The loop arrangement is similar to a traditional SMF loop, except that it consists of six loops which have to be adjusted to a path-length difference of typically within \({\mathrm{1}}\,{\mathrm{cm}}\), corresponding to a time delay of \({\mathrm{50}}\,{\mathrm{ps}}\). The loop contains amplifiers to overcome the fiber loss and the loss of the additional loop components, loop switches (that are used to open and close the loop during the loading and recirculation time, respectively), combiners and splitters (to inject and extract the light from the loop), and finally programmable gain equalizing filters (denoted as blockers in Fig. 10.15), to maintain a flat spectrum after each recirculation.

The signals extracted from the loops are captured by an array of polarization-diverse coherent receivers (PD-CRXs), which extract the amplitude and phase of all modes and polarizations, so that the optical field after transmission is fully known. Note that it is necessary to measure all modes and polarization for the same time windows, therefore a digital storage oscilloscope () with 24 real-time channels is required for a transmission with 6 spatial modes (alternatively, time-multiplexed receiver schemes, where subsets of modes are delayed by single-mode fibers, have been proposed to reduce the number of ports that are necessary in the DSO [10.109, 10.122]).
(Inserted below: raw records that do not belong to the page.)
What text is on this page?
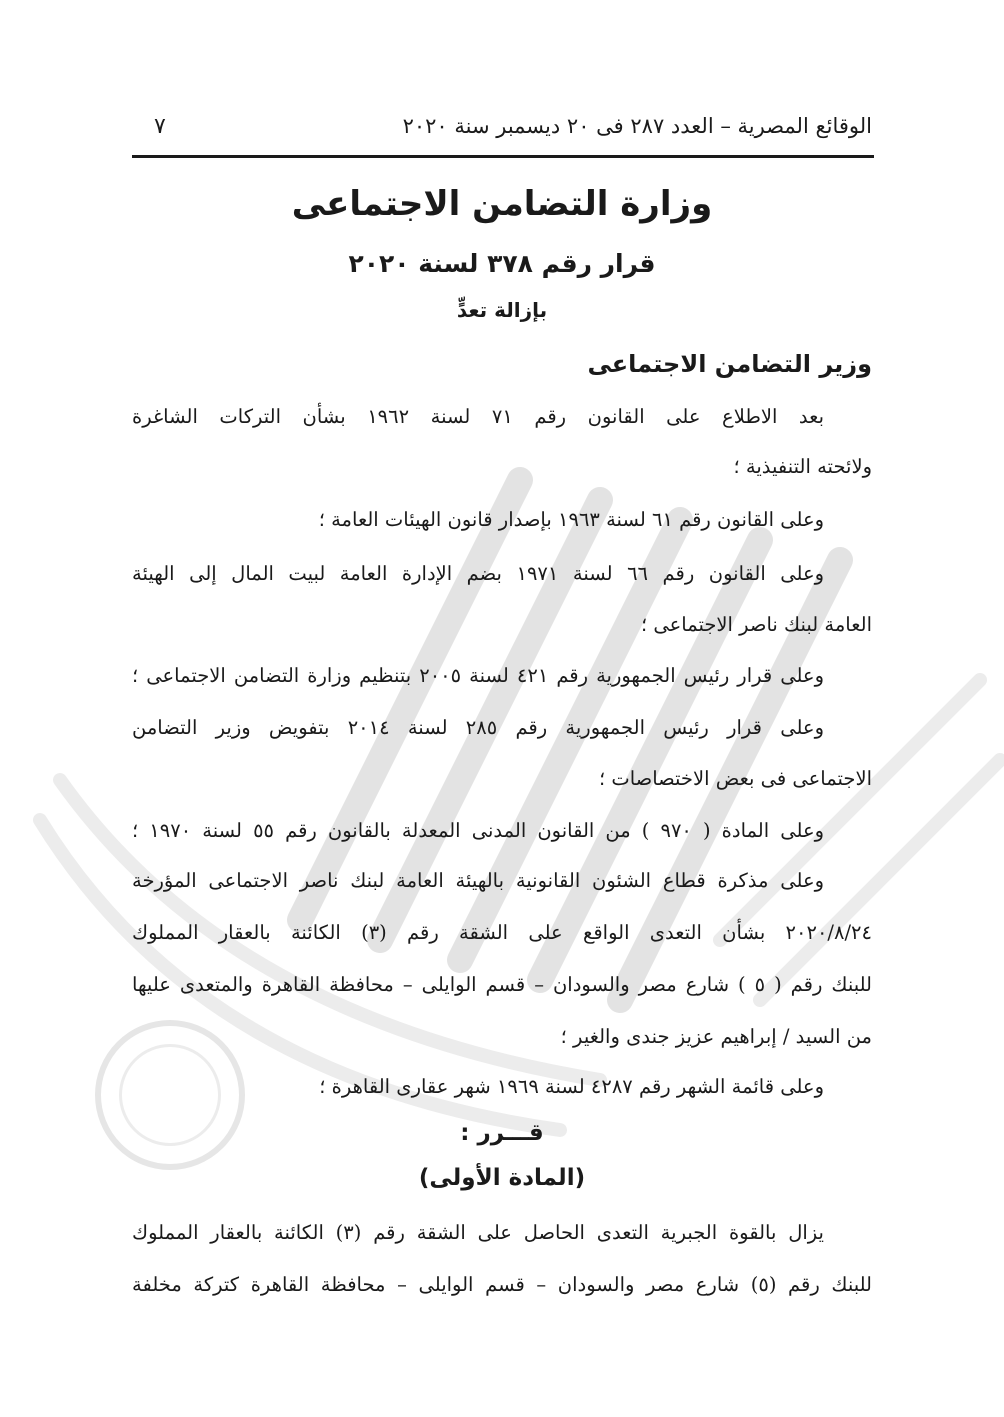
الوقائع المصرية – العدد ٢٨٧ فى ٢٠ ديسمبر سنة ٢٠٢٠
٧
وزارة التضامن الاجتماعى
قرار رقم ٣٧٨ لسنة ٢٠٢٠
بإزالة تعدٍّ
وزير التضامن الاجتماعى
بعد الاطلاع على القانون رقم ٧١ لسنة ١٩٦٢ بشأن التركات الشاغرة
ولائحته التنفيذية ؛
وعلى القانون رقم ٦١ لسنة ١٩٦٣ بإصدار قانون الهيئات العامة ؛
وعلى القانون رقم ٦٦ لسنة ١٩٧١ بضم الإدارة العامة لبيت المال إلى الهيئة
العامة لبنك ناصر الاجتماعى ؛
وعلى قرار رئيس الجمهورية رقم ٤٢١ لسنة ٢٠٠٥ بتنظيم وزارة التضامن الاجتماعى ؛
وعلى قرار رئيس الجمهورية رقم ٢٨٥ لسنة ٢٠١٤ بتفويض وزير التضامن
الاجتماعى فى بعض الاختصاصات ؛
وعلى المادة ( ٩٧٠ ) من القانون المدنى المعدلة بالقانون رقم ٥٥ لسنة ١٩٧٠ ؛
وعلى مذكرة قطاع الشئون القانونية بالهيئة العامة لبنك ناصر الاجتماعى المؤرخة
٢٠٢٠/٨/٢٤ بشأن التعدى الواقع على الشقة رقم (٣) الكائنة بالعقار المملوك
للبنك رقم ( ٥ ) شارع مصر والسودان – قسم الوايلى – محافظة القاهرة والمتعدى عليها
من السيد / إبراهيم عزيز جندى والغير ؛
وعلى قائمة الشهر رقم ٤٢٨٧ لسنة ١٩٦٩ شهر عقارى القاهرة ؛
قـــرر :
(المادة الأولى)
يزال بالقوة الجبرية التعدى الحاصل على الشقة رقم (٣) الكائنة بالعقار المملوك
للبنك رقم (٥) شارع مصر والسودان – قسم الوايلى – محافظة القاهرة كتركة مخلفة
The resulting signals are stored in the DSO, and subsequently processed by applying MIMO-DSP techniques, similar to the methods presented in Chap. 6.

Some representative results of MIMO-based transmission in multimode and coupled-core fibers are summarized in Table 10.3. By the terms capacity and spectral efficiency in the table, and more in general in this review of experimental results, we refer to the largest achieved transmission rate, and to the same quantity divided by the total transmission bandwidth, respectively.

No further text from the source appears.